# Christchurch - schools



## Ramjet2012 (Oct 3, 2012)

I read somewhere that there are some schools that might be closing down in Christchurch ... Why is this?


----------



## Chc (May 16, 2012)

Ramjet2012 said:


> I read somewhere that there are some schools that might be closing down in Christchurch ... Why is this?

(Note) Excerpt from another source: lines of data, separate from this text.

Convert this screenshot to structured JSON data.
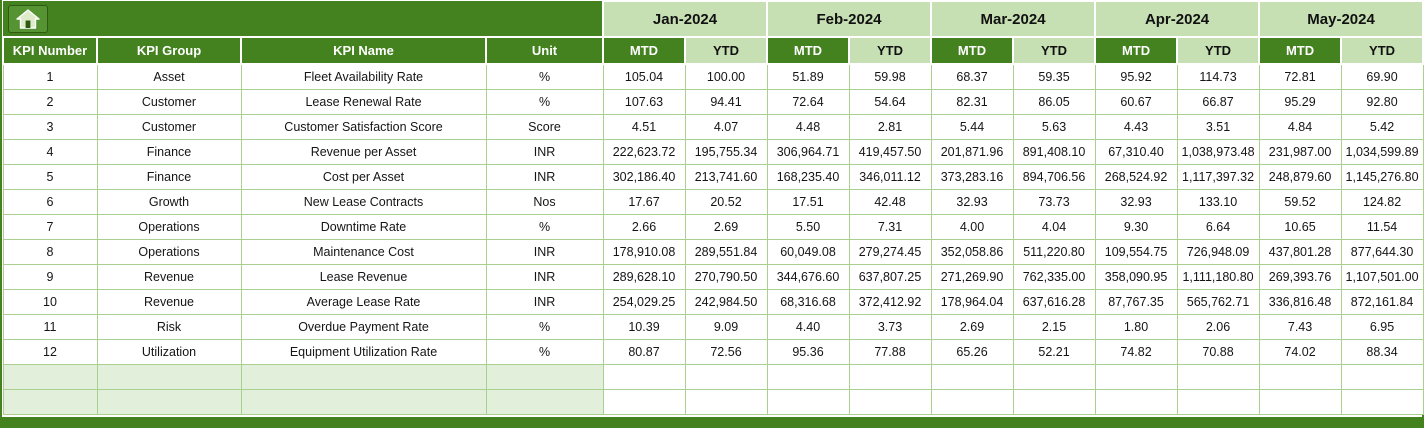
{
  "colors": {
    "dark_green": "#44811F",
    "light_green": "#C6E0B4",
    "grid_green": "#A9D08E",
    "pale_green": "#E2EFDA"
  },
  "toolbar": {
    "home_icon": "home"
  },
  "months": [
    "Jan-2024",
    "Feb-2024",
    "Mar-2024",
    "Apr-2024",
    "May-2024"
  ],
  "fixed_columns": [
    "KPI Number",
    "KPI Group",
    "KPI Name",
    "Unit"
  ],
  "period_columns": [
    "MTD",
    "YTD"
  ],
  "rows": [
    {
      "number": "1",
      "group": "Asset",
      "name": "Fleet Availability Rate",
      "unit": "%",
      "values": [
        "105.04",
        "100.00",
        "51.89",
        "59.98",
        "68.37",
        "59.35",
        "95.92",
        "114.73",
        "72.81",
        "69.90"
      ]
    },
    {
      "number": "2",
      "group": "Customer",
      "name": "Lease Renewal Rate",
      "unit": "%",
      "values": [
        "107.63",
        "94.41",
        "72.64",
        "54.64",
        "82.31",
        "86.05",
        "60.67",
        "66.87",
        "95.29",
        "92.80"
      ]
    },
    {
      "number": "3",
      "group": "Customer",
      "name": "Customer Satisfaction Score",
      "unit": "Score",
      "values": [
        "4.51",
        "4.07",
        "4.48",
        "2.81",
        "5.44",
        "5.63",
        "4.43",
        "3.51",
        "4.84",
        "5.42"
      ]
    },
    {
      "number": "4",
      "group": "Finance",
      "name": "Revenue per Asset",
      "unit": "INR",
      "values": [
        "222,623.72",
        "195,755.34",
        "306,964.71",
        "419,457.50",
        "201,871.96",
        "891,408.10",
        "67,310.40",
        "1,038,973.48",
        "231,987.00",
        "1,034,599.89"
      ]
    },
    {
      "number": "5",
      "group": "Finance",
      "name": "Cost per Asset",
      "unit": "INR",
      "values": [
        "302,186.40",
        "213,741.60",
        "168,235.40",
        "346,011.12",
        "373,283.16",
        "894,706.56",
        "268,524.92",
        "1,117,397.32",
        "248,879.60",
        "1,145,276.80"
      ]
    },
    {
      "number": "6",
      "group": "Growth",
      "name": "New Lease Contracts",
      "unit": "Nos",
      "values": [
        "17.67",
        "20.52",
        "17.51",
        "42.48",
        "32.93",
        "73.73",
        "32.93",
        "133.10",
        "59.52",
        "124.82"
      ]
    },
    {
      "number": "7",
      "group": "Operations",
      "name": "Downtime Rate",
      "unit": "%",
      "values": [
        "2.66",
        "2.69",
        "5.50",
        "7.31",
        "4.00",
        "4.04",
        "9.30",
        "6.64",
        "10.65",
        "11.54"
      ]
    },
    {
      "number": "8",
      "group": "Operations",
      "name": "Maintenance Cost",
      "unit": "INR",
      "values": [
        "178,910.08",
        "289,551.84",
        "60,049.08",
        "279,274.45",
        "352,058.86",
        "511,220.80",
        "109,554.75",
        "726,948.09",
        "437,801.28",
        "877,644.30"
      ]
    },
    {
      "number": "9",
      "group": "Revenue",
      "name": "Lease Revenue",
      "unit": "INR",
      "values": [
        "289,628.10",
        "270,790.50",
        "344,676.60",
        "637,807.25",
        "271,269.90",
        "762,335.00",
        "358,090.95",
        "1,111,180.80",
        "269,393.76",
        "1,107,501.00"
      ]
    },
    {
      "number": "10",
      "group": "Revenue",
      "name": "Average Lease Rate",
      "unit": "INR",
      "values": [
        "254,029.25",
        "242,984.50",
        "68,316.68",
        "372,412.92",
        "178,964.04",
        "637,616.28",
        "87,767.35",
        "565,762.71",
        "336,816.48",
        "872,161.84"
      ]
    },
    {
      "number": "11",
      "group": "Risk",
      "name": "Overdue Payment Rate",
      "unit": "%",
      "values": [
        "10.39",
        "9.09",
        "4.40",
        "3.73",
        "2.69",
        "2.15",
        "1.80",
        "2.06",
        "7.43",
        "6.95"
      ]
    },
    {
      "number": "12",
      "group": "Utilization",
      "name": "Equipment Utilization Rate",
      "unit": "%",
      "values": [
        "80.87",
        "72.56",
        "95.36",
        "77.88",
        "65.26",
        "52.21",
        "74.82",
        "70.88",
        "74.02",
        "88.34"
      ]
    }
  ],
  "empty_row_count": 2
}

Due to the earthquake a number of people in the city have moved either within Christchurch or out completely... Because of the changing school role numbers and the cost of fixing the classrooms they have decided to consolidate a number of schools.


----------



## Ramjet2012 (Oct 3, 2012)

Thank you. We are looking at re-locating to Christchurch next year. We have 2 kids age 6 and 9. Starting to do research about schools. Any areas good?


----------



## bhullo (Dec 28, 2010)

Hi go to the nz government website and will give you decile ratings the higher the number the better socio economic group you can also get the schools report off the web bit like the ofqual reports in the uk 
Hope this helps


----------



## Chc (May 16, 2012)

Yes, I agree with bhullo - the general 'decile' rating will give you an indication of school - check out List of schools in Christchurch - Wikipedia, the free encyclopedia. You can also check out the national standards results online at School Report - Search which report on student achievement in Reading, Writing and Mathematics.

You can then read a school's ERO report Home - Education Review Office (Educational Review Office) which should give you an insight into the school.


----------



## Ramjet2012 (Oct 3, 2012)

Thanks. Will do.


----------